ELIZABETH AND HER aunt and uncle had formed a plan of calling on Miss Darcy the following morning. Upon scampering out of the carriage, Elizabeth could not help wondering how her appearance at Pemberley would be received by Caroline Bingley, whose dislike of her was surely founded on jealousy.
But even Elizabeth could not have anticipated the reaction of the female cats sitting in the saloon, with its magnificent views of woods and hills. Miss Darcy immediately disappeared behind a chair, while Caroline arched her back and actually spit at Elizabeth. With some prompting from Mrs. Annesley, the cat who Georgiana had lived with when in town, she ventured out and offered her guests wet and dry food in a gracious, though retiring, manner.

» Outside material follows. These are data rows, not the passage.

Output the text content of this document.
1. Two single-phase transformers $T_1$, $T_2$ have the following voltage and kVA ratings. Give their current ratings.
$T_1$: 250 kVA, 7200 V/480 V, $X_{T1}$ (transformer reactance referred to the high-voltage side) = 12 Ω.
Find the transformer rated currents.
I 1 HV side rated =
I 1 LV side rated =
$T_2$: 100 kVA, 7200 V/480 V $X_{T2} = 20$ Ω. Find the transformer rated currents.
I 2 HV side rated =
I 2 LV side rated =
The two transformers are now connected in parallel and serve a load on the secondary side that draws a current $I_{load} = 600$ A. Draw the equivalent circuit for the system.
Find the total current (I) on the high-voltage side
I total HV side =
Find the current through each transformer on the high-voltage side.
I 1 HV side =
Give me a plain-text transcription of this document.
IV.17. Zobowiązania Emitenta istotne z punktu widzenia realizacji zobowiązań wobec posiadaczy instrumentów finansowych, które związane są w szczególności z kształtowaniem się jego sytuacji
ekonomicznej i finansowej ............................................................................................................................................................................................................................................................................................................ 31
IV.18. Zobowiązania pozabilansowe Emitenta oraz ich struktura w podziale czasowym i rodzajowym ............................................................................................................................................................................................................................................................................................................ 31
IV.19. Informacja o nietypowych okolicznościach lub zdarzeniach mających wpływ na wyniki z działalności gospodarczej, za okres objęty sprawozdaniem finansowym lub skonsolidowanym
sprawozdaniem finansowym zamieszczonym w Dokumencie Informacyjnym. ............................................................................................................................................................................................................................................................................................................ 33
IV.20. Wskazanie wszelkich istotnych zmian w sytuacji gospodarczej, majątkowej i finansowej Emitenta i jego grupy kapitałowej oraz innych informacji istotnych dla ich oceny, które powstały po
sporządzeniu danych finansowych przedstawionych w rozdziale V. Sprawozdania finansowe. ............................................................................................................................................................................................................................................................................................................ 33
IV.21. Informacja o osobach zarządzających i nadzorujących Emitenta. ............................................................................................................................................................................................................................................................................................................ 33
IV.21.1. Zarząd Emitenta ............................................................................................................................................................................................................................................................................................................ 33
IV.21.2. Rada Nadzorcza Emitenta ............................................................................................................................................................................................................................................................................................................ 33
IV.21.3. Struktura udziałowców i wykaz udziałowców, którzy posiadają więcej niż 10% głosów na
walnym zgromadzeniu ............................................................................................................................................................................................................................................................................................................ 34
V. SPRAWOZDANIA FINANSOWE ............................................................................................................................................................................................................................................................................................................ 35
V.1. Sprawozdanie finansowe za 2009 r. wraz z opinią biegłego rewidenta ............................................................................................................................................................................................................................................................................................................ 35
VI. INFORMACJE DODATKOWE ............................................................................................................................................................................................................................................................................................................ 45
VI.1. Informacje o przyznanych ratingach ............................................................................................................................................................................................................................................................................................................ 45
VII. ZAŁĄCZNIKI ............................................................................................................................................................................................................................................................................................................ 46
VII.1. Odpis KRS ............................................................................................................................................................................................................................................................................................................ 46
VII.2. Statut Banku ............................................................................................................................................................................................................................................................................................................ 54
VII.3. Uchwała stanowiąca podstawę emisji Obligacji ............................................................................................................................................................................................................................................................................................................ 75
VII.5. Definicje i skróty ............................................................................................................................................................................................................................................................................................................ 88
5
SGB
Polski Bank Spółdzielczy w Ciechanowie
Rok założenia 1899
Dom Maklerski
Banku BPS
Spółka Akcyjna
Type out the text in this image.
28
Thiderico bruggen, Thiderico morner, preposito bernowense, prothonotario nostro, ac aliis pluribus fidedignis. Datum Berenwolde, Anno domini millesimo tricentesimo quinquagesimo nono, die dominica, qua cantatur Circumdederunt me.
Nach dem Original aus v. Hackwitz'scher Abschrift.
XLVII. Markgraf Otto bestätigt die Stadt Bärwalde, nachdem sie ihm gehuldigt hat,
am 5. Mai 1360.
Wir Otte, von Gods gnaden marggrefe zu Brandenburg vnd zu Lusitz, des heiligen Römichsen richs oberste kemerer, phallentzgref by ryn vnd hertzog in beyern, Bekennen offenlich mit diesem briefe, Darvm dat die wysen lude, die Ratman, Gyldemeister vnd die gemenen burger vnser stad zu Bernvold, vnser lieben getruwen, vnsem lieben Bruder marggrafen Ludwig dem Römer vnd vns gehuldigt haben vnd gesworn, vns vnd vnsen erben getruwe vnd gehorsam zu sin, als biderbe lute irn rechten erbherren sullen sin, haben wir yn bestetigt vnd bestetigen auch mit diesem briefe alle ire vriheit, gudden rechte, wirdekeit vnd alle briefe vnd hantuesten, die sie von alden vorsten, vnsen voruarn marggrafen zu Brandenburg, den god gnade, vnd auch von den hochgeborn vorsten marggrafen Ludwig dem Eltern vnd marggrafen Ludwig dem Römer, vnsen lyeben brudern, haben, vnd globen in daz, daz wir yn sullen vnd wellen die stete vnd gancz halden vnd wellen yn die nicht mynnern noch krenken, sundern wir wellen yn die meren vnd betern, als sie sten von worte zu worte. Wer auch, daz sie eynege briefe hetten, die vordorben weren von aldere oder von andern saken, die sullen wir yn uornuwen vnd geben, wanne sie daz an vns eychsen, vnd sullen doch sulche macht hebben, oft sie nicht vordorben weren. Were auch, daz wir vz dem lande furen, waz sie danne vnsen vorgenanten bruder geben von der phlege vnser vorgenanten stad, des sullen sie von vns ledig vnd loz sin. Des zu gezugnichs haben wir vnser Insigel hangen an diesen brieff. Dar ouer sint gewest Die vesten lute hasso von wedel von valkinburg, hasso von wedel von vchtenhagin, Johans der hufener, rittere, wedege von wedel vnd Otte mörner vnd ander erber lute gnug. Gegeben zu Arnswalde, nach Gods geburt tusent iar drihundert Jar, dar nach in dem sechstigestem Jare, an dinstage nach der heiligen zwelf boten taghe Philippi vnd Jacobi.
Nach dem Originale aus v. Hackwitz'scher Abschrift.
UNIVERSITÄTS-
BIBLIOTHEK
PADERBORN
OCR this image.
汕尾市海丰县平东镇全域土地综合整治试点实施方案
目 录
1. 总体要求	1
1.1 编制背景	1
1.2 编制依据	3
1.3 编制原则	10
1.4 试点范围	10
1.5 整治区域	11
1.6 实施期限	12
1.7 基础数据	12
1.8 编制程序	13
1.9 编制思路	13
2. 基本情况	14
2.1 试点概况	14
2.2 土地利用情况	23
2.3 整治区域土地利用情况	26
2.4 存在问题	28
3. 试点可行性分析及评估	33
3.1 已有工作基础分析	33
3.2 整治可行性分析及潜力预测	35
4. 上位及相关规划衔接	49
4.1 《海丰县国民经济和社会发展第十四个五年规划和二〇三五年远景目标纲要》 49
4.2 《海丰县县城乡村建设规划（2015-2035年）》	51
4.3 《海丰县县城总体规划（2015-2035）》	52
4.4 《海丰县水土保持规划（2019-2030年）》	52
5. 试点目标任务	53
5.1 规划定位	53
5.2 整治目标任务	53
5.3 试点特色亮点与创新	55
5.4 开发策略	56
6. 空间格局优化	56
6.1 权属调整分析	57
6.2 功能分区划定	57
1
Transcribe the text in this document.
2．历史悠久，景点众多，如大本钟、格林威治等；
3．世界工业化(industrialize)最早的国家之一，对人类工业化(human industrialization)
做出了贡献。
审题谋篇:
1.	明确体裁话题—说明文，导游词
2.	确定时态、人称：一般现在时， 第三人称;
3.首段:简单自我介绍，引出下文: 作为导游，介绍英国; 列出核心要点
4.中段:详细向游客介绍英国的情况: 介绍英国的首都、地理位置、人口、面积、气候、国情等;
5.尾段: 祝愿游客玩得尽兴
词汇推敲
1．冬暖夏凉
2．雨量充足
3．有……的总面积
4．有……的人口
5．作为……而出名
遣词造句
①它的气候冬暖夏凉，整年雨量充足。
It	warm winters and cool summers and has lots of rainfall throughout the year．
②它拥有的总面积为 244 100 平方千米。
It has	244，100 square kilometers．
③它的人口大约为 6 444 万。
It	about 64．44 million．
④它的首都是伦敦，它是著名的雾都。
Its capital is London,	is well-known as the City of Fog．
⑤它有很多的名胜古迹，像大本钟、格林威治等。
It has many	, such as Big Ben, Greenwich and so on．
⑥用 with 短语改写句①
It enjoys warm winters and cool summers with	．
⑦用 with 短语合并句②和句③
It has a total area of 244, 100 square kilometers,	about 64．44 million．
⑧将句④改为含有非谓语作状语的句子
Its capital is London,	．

Caroline Bingley continued to glare at Elizabeth and hissed at her if she happened to draw too close. After Mr. Darcy joined them, she actually took a swipe at her rival by venturing a snide comment regarding Wickham’s militia leaving Meryton.
“That must have been a great loss to your family,” snarled Miss Bingley, hoping to discompose Elizabeth. The maneuver did not succeed, however, and Elizabeth’s composure in repelling the attack seemed to give Mr. Darcy fresh satisfaction, for he gazed at her deeply and blinked softly as if they were the only two cats in the room. This provoked Caroline sorely. As soon as the guests had departed, she began abusing Elizabeth behind her back.
Miss Bingley took a swipe at her rival.
“How thin and sickly Eliza Bennet looked this morning,” she said. “Her fur was all matted and did you see her paw pads when she leapt on the couch? So rough and coarse!”
“Not surprising,” commented Mr. Darcy, “considering she’s a great walker.”